Il ragionamento di Calandrini prosegue proprio sui numeri: “Le elezioni regionali – aggiunge infatti il senatore – si chiusero con un bilancio di circa 6.300 preferenze di cui 4.000 nella sola città di Latina, che non furono comunque sufficienti per la mia elezione in Regione. Ad ogni modo, fin dalla mia prima candidatura, nel 2002, il mio consenso elettorale e i voti raccolti sono perfettamente riconducibili a un elettorato storico e consolidato nel tempo. Le persone che mi hanno sostenuto e che mi sostengono tutt’ora le ho sempre incontrate alla luce del sole e nella più totale trasparenza”.

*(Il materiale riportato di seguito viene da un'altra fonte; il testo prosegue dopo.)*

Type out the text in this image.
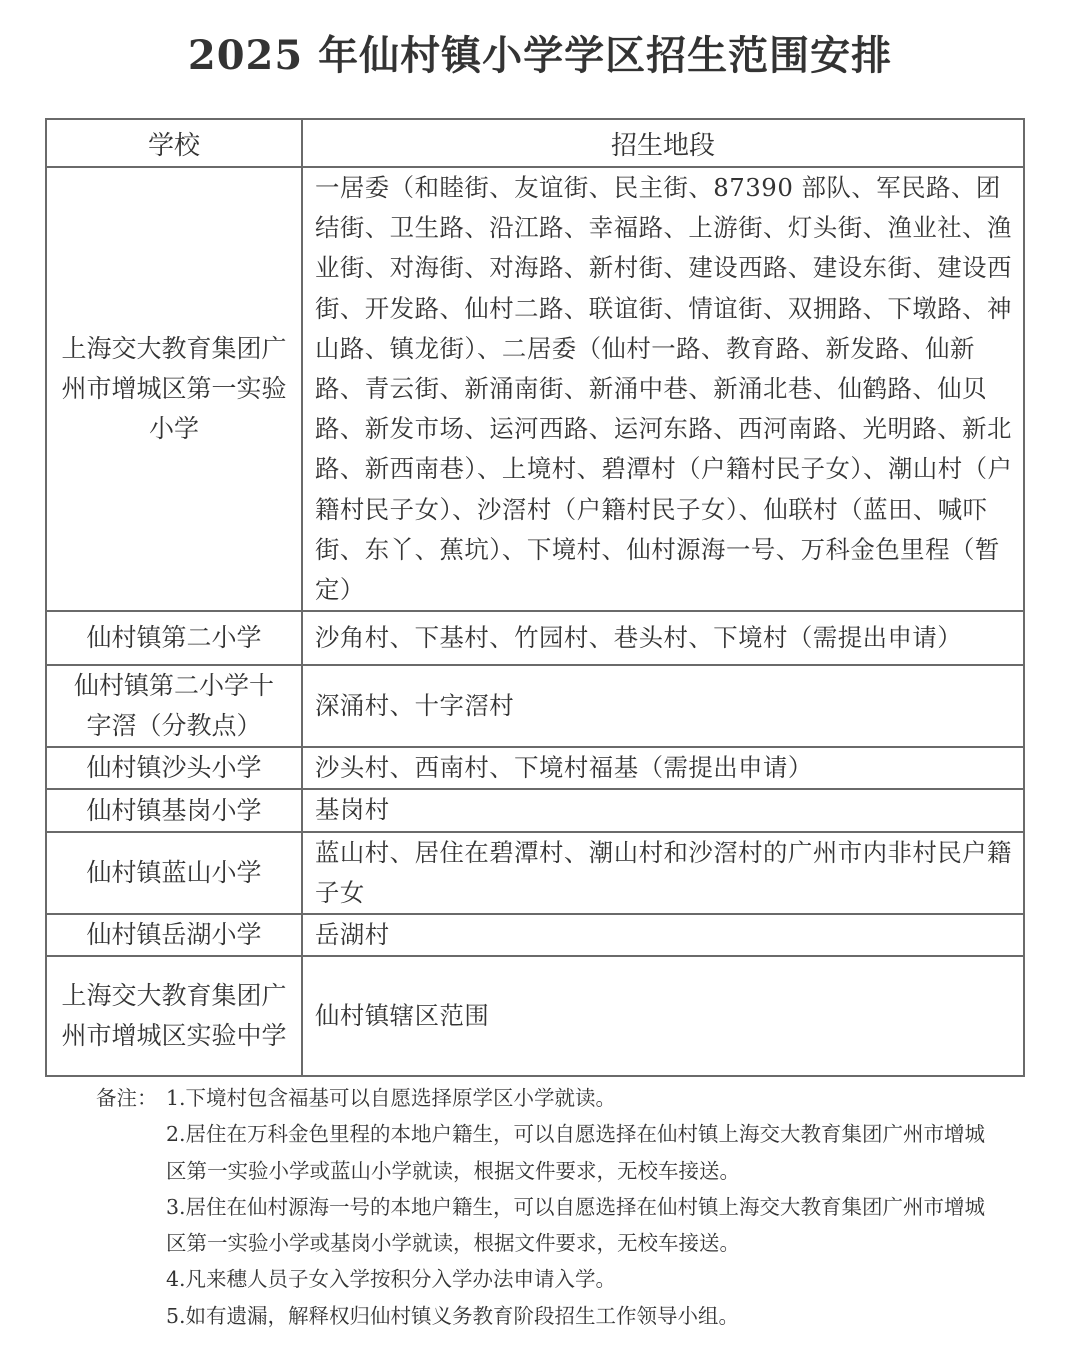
2025 年仙村镇小学学区招生范围安排
学校	招生地段
上海交大教育集团广州市增城区第一实验小学	一居委（和睦街、友谊街、民主街、87390 部队、军民路、团结街、卫生路、沿江路、幸福路、上游街、灯头街、渔业社、渔业街、对海街、对海路、新村街、建设西路、建设东街、建设西街、开发路、仙村二路、联谊街、情谊街、双拥路、下墩路、神山路、镇龙街）、二居委（仙村一路、教育路、新发路、仙新路、青云街、新涌南街、新涌中巷、新涌北巷、仙鹤路、仙贝路、新发市场、运河西路、运河东路、西河南路、光明路、新北路、新西南巷）、上境村、碧潭村（户籍村民子女）、潮山村（户籍村民子女）、沙滘村（户籍村民子女）、仙联村（蓝田、喊吓街、东丫、蕉坑）、下境村、仙村源海一号、万科金色里程（暂定）
仙村镇第二小学	沙角村、下基村、竹园村、巷头村、下境村（需提出申请）
仙村镇第二小学十字滘（分教点）	深涌村、十字滘村
仙村镇沙头小学	沙头村、西南村、下境村福基（需提出申请）
仙村镇基岗小学	基岗村
仙村镇蓝山小学	蓝山村、居住在碧潭村、潮山村和沙滘村的广州市内非村民户籍子女
仙村镇岳湖小学	岳湖村
上海交大教育集团广州市增城区实验中学	仙村镇辖区范围
备注： 1.下境村包含福基可以自愿选择原学区小学就读。
2.居住在万科金色里程的本地户籍生，可以自愿选择在仙村镇上海交大教育集团广州市增城区第一实验小学或蓝山小学就读，根据文件要求，无校车接送。
3.居住在仙村源海一号的本地户籍生，可以自愿选择在仙村镇上海交大教育集团广州市增城区第一实验小学或基岗小学就读，根据文件要求，无校车接送。
4.凡来穗人员子女入学按积分入学办法申请入学。
5.如有遗漏，解释权归仙村镇义务教育阶段招生工作领导小组。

“Questo è il solo modo che conosco di fare politica e di raccogliere consensi. Respingo quindi con forza qualsiasi allusione circa un mio presunto coinvolgimento per acquisire voti, direttamente o indirettamente, con modalità improprie o addirittura illegali, auspicando che la magistratura possa rapidamente chiarire tutte le presunte circostanze riferite dal pentito Agostino Riccardo”, conclude Calandrini.

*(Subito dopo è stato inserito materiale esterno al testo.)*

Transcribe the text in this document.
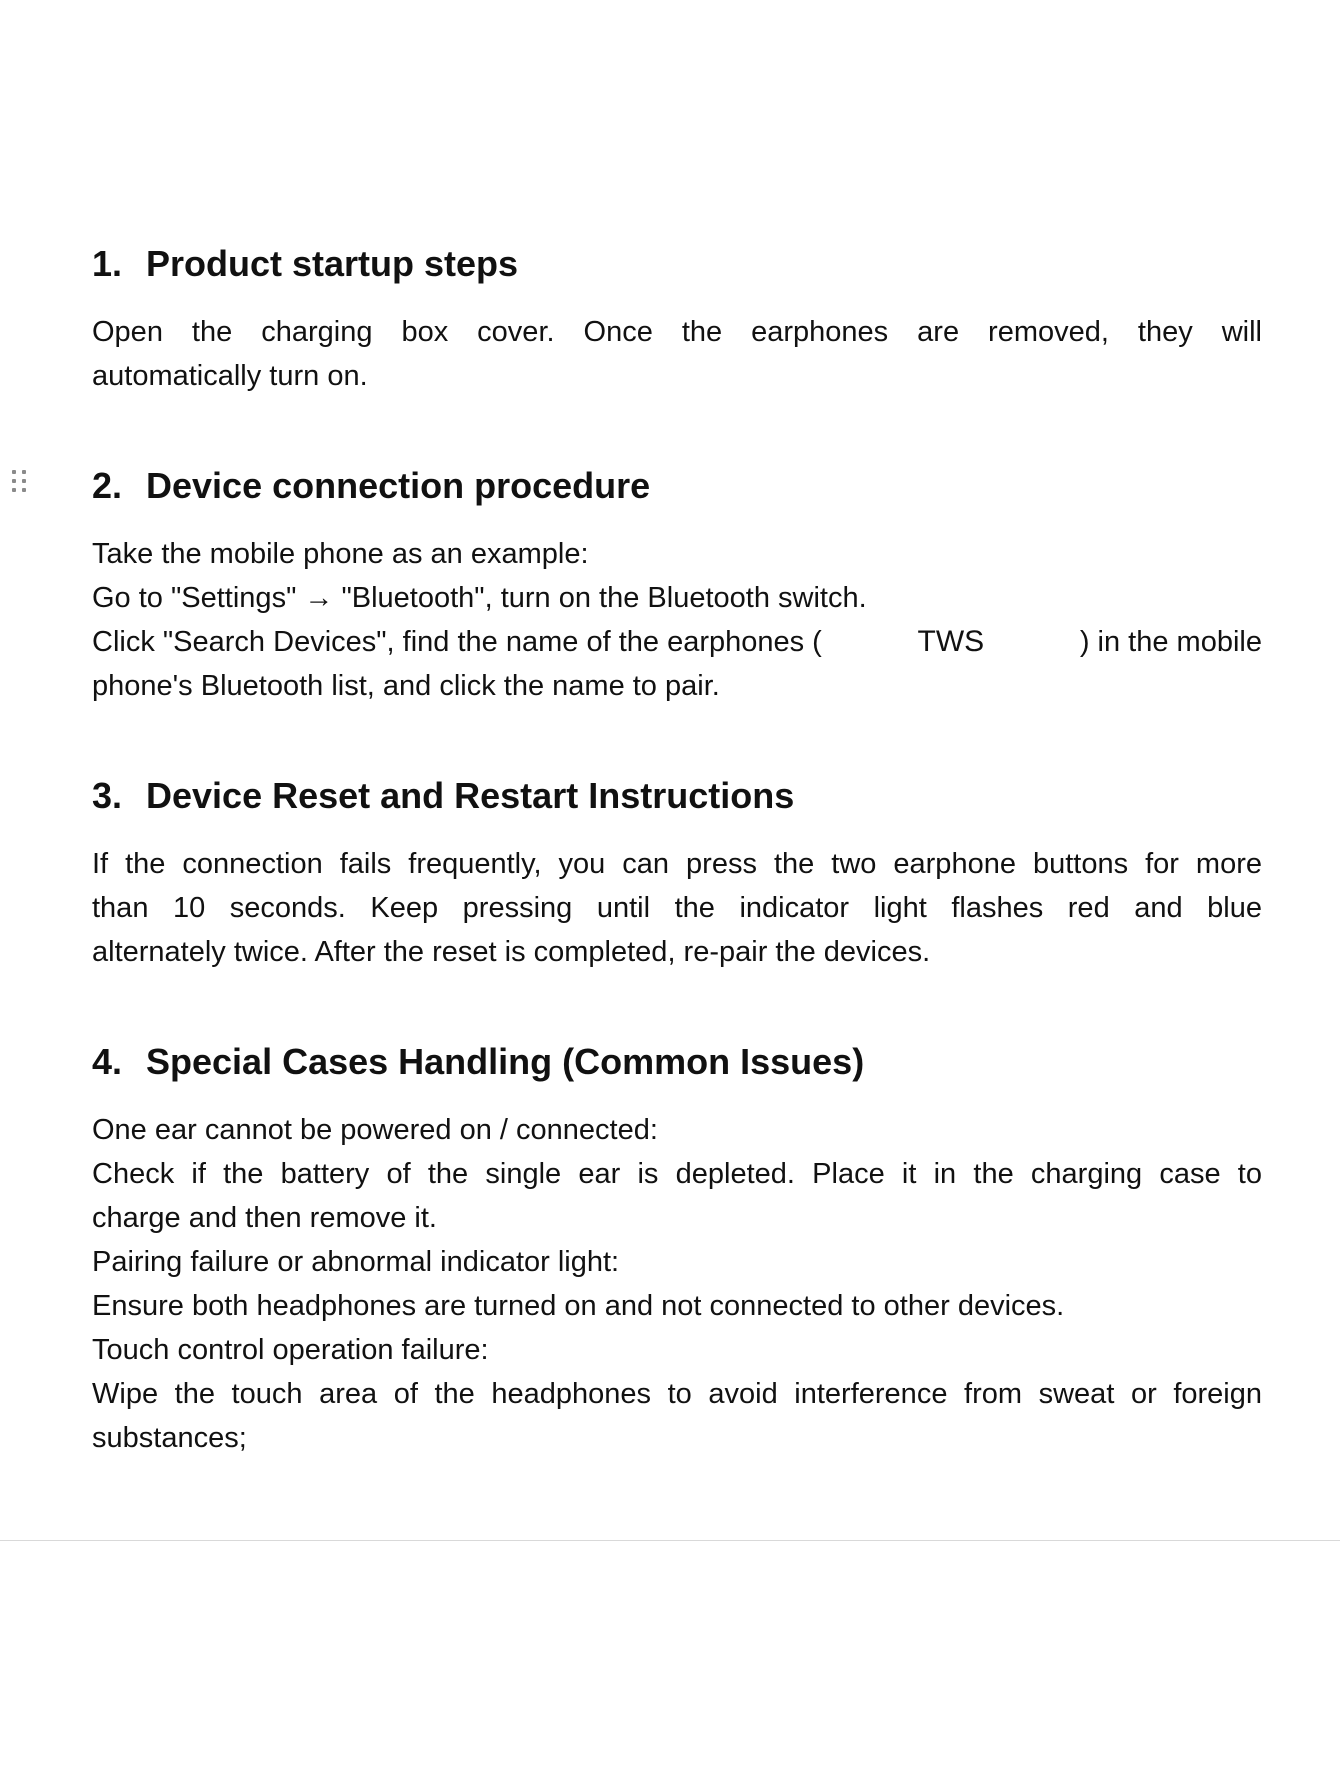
1. Product startup steps

Open the charging box cover. Once the earphones are removed, they will

automatically turn on.

2. Device connection procedure

Take the mobile phone as an example:

Go to "Settings" → "Bluetooth", turn on the Bluetooth switch.

Click "Search Devices", find the name of the earphones (	TWS	) in the mobile

phone's Bluetooth list, and click the name to pair.

3. Device Reset and Restart Instructions

If the connection fails frequently, you can press the two earphone buttons for more

than 10 seconds. Keep pressing until the indicator light flashes red and blue

alternately twice. After the reset is completed, re-pair the devices.

4. Special Cases Handling (Common Issues)

One ear cannot be powered on / connected:

Check if the battery of the single ear is depleted. Place it in the charging case to

charge and then remove it.

Pairing failure or abnormal indicator light:

Ensure both headphones are turned on and not connected to other devices.

Touch control operation failure:

Wipe the touch area of the headphones to avoid interference from sweat or foreign

substances;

L’eurodeputato pontino Matteo Adinolfi della Lega, tirato in ballo da Riccardo e prima di lui dall’altro pentito Renato Pugliese, ha ribadito di non aver mai avuto contatti con queste persone. Secondo i pentiti l’imprenditore Raffaele Del Prete avrebbe pagato il clan per portare voti sicuri ad Adinolfi, candidato consigliere con la lista “Noi con salvini” nel 2016. “Ero il commercialista di alcune società di Del Prete – afferma Adinolfi -, immaginavo che mi avrebbe potuto dare una mano con la sua famiglia e con qualche suo dipendente ma non certo con i Di Silvio e con questi personaggi che manco conosco. Mai saputo dell’esistenza di Riccardo”. Adinolfi, come Calandrini, usa la logica dei numeri. Nell’ultimo ventennio mi sono candidato tre volte in Consiglio comunale, venendo eletto con 500, 500 e 450 voti. Tutto verificabile. I voti erano i miei, sfido chiunque a smentirmi”.

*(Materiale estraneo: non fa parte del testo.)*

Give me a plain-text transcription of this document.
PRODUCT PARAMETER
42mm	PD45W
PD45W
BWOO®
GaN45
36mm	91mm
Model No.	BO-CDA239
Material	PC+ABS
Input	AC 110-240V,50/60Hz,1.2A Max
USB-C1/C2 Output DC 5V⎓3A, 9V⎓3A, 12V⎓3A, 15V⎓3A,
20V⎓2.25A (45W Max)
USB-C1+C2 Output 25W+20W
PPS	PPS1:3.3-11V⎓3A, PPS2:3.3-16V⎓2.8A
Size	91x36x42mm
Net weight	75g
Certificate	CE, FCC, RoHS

“Sono offesa ed amareggiata – scrive su Facebook Gina Cetrone, altro politico interessato dalle dichiarazioni dei pentiti – dalle informazioni che anche in queste ultime ore sono state diramate nel web in relazione ad un processo in corso di svolgimento davanti al Tribunale di Latina. Io ho sempre rispettato la legge, non sono interessata a tale processo…”. Cetrone, ex consigliere regionale, nel 2016 era candidata alle amministrative di Terracina, con la lista “Si Cambia” che poi confluì con lo schieramento che sosteneva la candidatura a sindaco di Gianluca Corradini.
Né lei, attuale coordinatrice regionale di “Cambiamo con Toti”, né gli altri esponenti politici risultando coinvolti nel procedimento giudiziario in corso.